There had cut right into and across her young, peaceful life a tragedy full of ignoble horror, of that horror which attracts the eager interest and attention of the morbid, the idle, and the vulgar.
Jane Oglander's kind brother, some years older than herself, whom she had taken as completely on trust as all normal young women take those who are near and dear to them, had left the club where he had been dining, and hailing a cab, had driven to a distant quarter of the town, a quarter of which the very name was unknown to his sister and to those with whom she generally associated. There, in the space of a very few moments, he had killed, not only a man who was regarded as in a special sense his friend and as a peculiarly harmless individual, but also the woman with whom he had found this man.
Certain circumstances of the affair, circumstances of quite an everyday nature, though they had appeared to the amazed and agonised sister incredible, had roused a good deal of public sympathy with Jack Oglander. Though the fact that he had taken a pistol with him, as well as some confidences he had made to yet another friend who had played a minor part in the sordid drama, pointed to premeditation, the verdict had been manslaughter.
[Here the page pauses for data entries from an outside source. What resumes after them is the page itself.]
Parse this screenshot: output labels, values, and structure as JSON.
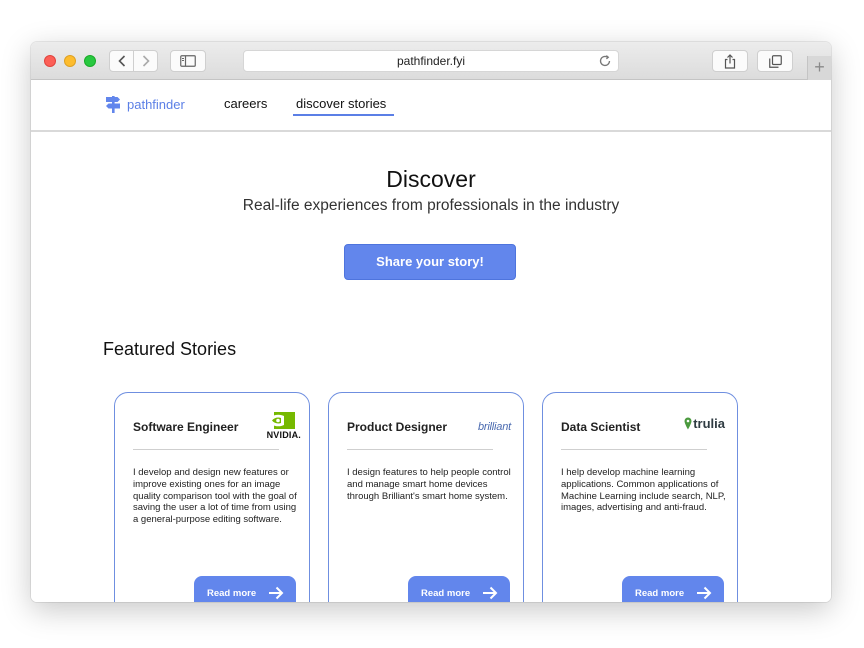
{
  "browser": {
    "url": "pathfinder.fyi"
  },
  "nav": {
    "brand": "pathfinder",
    "links": [
      "careers",
      "discover stories"
    ],
    "active": "discover stories"
  },
  "hero": {
    "title": "Discover",
    "subtitle": "Real-life experiences from professionals in the industry",
    "cta": "Share your story!"
  },
  "featured": {
    "heading": "Featured Stories",
    "cards": [
      {
        "title": "Software Engineer",
        "company": "NVIDIA.",
        "description": "I develop and design new features or improve existing ones for an image quality comparison tool with the goal of saving the user a lot of time from using a general-purpose editing software.",
        "button": "Read more"
      },
      {
        "title": "Product Designer",
        "company": "brilliant",
        "description": "I design features to help people control and manage smart home devices through Brilliant's smart home system.",
        "button": "Read more"
      },
      {
        "title": "Data Scientist",
        "company": "trulia",
        "description": "I help develop machine learning applications. Common applications of Machine Learning include search, NLP, images, advertising and anti-fraud.",
        "button": "Read more"
      }
    ]
  },
  "colors": {
    "accent": "#6286ec",
    "card_border": "#6f8fe0",
    "nvidia_green": "#76b900",
    "trulia_green": "#4b9a3e"
  }
}
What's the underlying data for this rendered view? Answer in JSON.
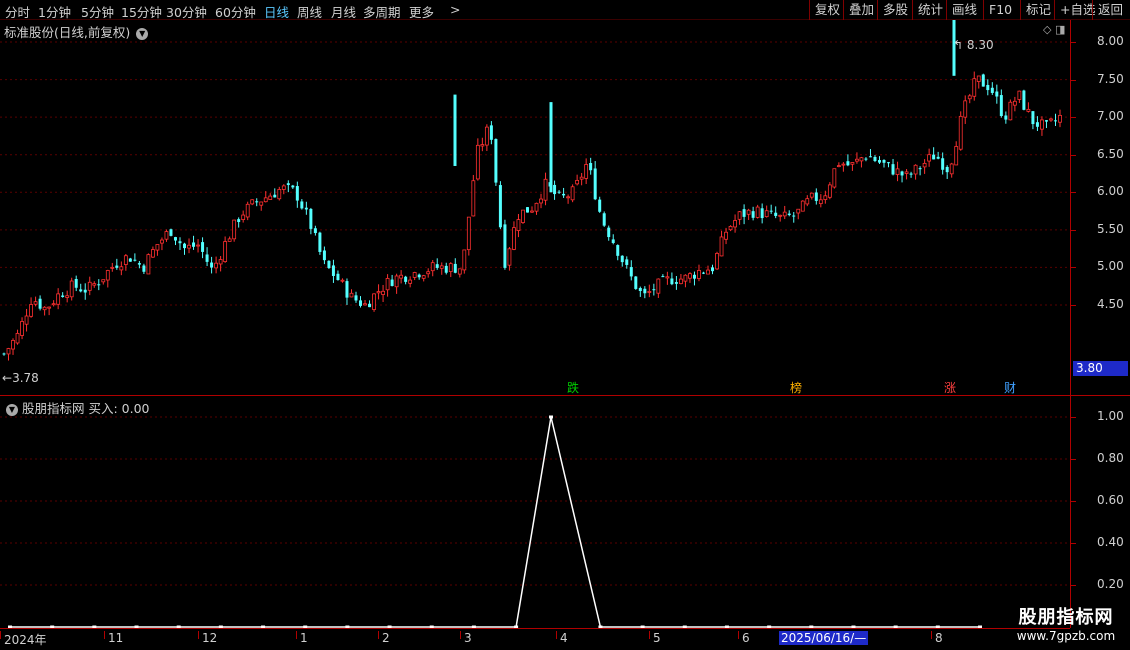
{
  "toolbar": {
    "timeframes": [
      "分时",
      "1分钟",
      "5分钟",
      "15分钟",
      "30分钟",
      "60分钟",
      "日线",
      "周线",
      "月线",
      "多周期",
      "更多"
    ],
    "active_timeframe": "日线",
    "more_arrow": ">",
    "right_buttons": [
      "复权",
      "叠加",
      "多股",
      "统计",
      "画线",
      "F10",
      "标记",
      "+自选",
      "返回"
    ]
  },
  "main": {
    "title": "标准股份(日线,前复权)",
    "high_label": "8.30",
    "low_label": "3.78",
    "last_price": "3.80",
    "markers": [
      {
        "text": "跌",
        "color": "#00d000"
      },
      {
        "text": "榜",
        "color": "#ffb000"
      },
      {
        "text": "涨",
        "color": "#ff4040"
      },
      {
        "text": "财",
        "color": "#40a0ff"
      }
    ]
  },
  "price_axis": {
    "ticks": [
      "8.00",
      "7.50",
      "7.00",
      "6.50",
      "6.00",
      "5.50",
      "5.00",
      "4.50"
    ]
  },
  "indicator": {
    "title": "股朋指标网",
    "value_label": "买入: 0.00",
    "ticks": [
      "1.00",
      "0.80",
      "0.60",
      "0.40",
      "0.20"
    ]
  },
  "date_axis": {
    "labels": [
      "2024年",
      "11",
      "12",
      "1",
      "2",
      "3",
      "4",
      "5",
      "6",
      "8"
    ],
    "cursor_date": "2025/06/16/—"
  },
  "watermark": {
    "title": "股朋指标网",
    "url": "www.7gpzb.com"
  },
  "colors": {
    "up": "#ff3030",
    "down": "#54ffff",
    "grid": "#5a0000",
    "axis": "#b00000",
    "active": "#5ac8ff"
  },
  "chart_data": [
    {
      "type": "candlestick",
      "title": "标准股份(日线,前复权)",
      "y_ticks": [
        4.5,
        5.0,
        5.5,
        6.0,
        6.5,
        7.0,
        7.5,
        8.0
      ],
      "ylim": [
        3.8,
        8.4
      ],
      "x_ticks": [
        "2024年",
        "11",
        "12",
        "1",
        "2",
        "3",
        "4",
        "5",
        "6",
        "8"
      ],
      "high": 8.3,
      "low": 3.78,
      "last": 3.8,
      "close_path": [
        3.85,
        4.1,
        4.6,
        4.45,
        4.65,
        4.75,
        4.7,
        4.85,
        5.05,
        5.15,
        5.0,
        5.3,
        5.5,
        5.25,
        5.3,
        4.95,
        5.35,
        5.7,
        5.85,
        5.95,
        6.05,
        6.0,
        5.6,
        5.05,
        4.85,
        4.6,
        4.5,
        4.7,
        4.85,
        4.9,
        4.95,
        5.0,
        5.0,
        5.0,
        6.5,
        6.9,
        5.05,
        5.7,
        5.8,
        6.1,
        5.9,
        6.0,
        6.4,
        5.65,
        5.3,
        4.9,
        4.6,
        4.75,
        4.85,
        4.85,
        4.95,
        5.0,
        5.5,
        5.7,
        5.75,
        5.7,
        5.65,
        5.7,
        5.9,
        5.95,
        6.4,
        6.35,
        6.5,
        6.4,
        6.3,
        6.2,
        6.35,
        6.5,
        6.3,
        7.05,
        7.5,
        7.4,
        7.0,
        7.3,
        6.95,
        6.85,
        7.0
      ]
    },
    {
      "type": "line",
      "title": "股朋指标网",
      "series": [
        {
          "name": "买入",
          "values": [
            0,
            0,
            0,
            0,
            0,
            0,
            0,
            0,
            0,
            0,
            0,
            0,
            0,
            1,
            0,
            0,
            0,
            0,
            0,
            0,
            0,
            0,
            0,
            0
          ]
        }
      ],
      "y_ticks": [
        0.2,
        0.4,
        0.6,
        0.8,
        1.0
      ],
      "ylim": [
        0,
        1.05
      ]
    }
  ]
}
Fortunately, as everyone except his poor sister thought, Jack Oglander fell ill and died a normal death in the prison infirmary within two months of his trial.
Friends had rallied—too many rather than too few—round the unfortunate girl; but her best friends, those to whom she felt she owed the greatest gratitude, were a certain Richard Maule, one of the trustees of her small fortune, and Richard Maule's wife, Athena.
Mr. Maule, at the time of the tragedy already an invalid, had been able to do nothing in an active sense, but his country house, Rede Place, had immediately become, whenever she chose that it should be so, Miss Oglander's home. In this matter the husband and wife were one in a sense they had scarcely ever been, but in the happy, cloudless days which now seemed to have belonged to a former existence, Jane Oglander had already become as much as a young girl can be to a married woman some years older than herself, Mrs. Maule's closest friend.
With these two dear friends was joined in the same wordless sense of deep gratitude Dick Wantele, Richard Maule's cousin, and in this affair his spokesman and representative.
It was this young man who, shaking himself free of a constitutional lethargy, had become the indispensable adviser and friend of both brother and sister; it was he who had persuaded Jack Oglander to plead "not guilty"; it was he who had gone to great personal trouble in order that Miss Oglander might be spared, as much as was possible, the dreadful publicity into which each such tragic happening brings innocent victims.
During the weeks which elapsed between the arrest and the trial, Miss Oglander learnt to lean on Dick Wantele, to ask for, and defer to, his advice, far more than she was at the time aware. Wantele's tact and good feeling, and his intelligent withholding of the sympathy with which she was at that time nauseated, were almost uncannily clever considering the end he had in view.
An offer of marriage very seldom takes a woman by surprise, but twice Jane Oglander was so surprised immediately after her brother's arrest.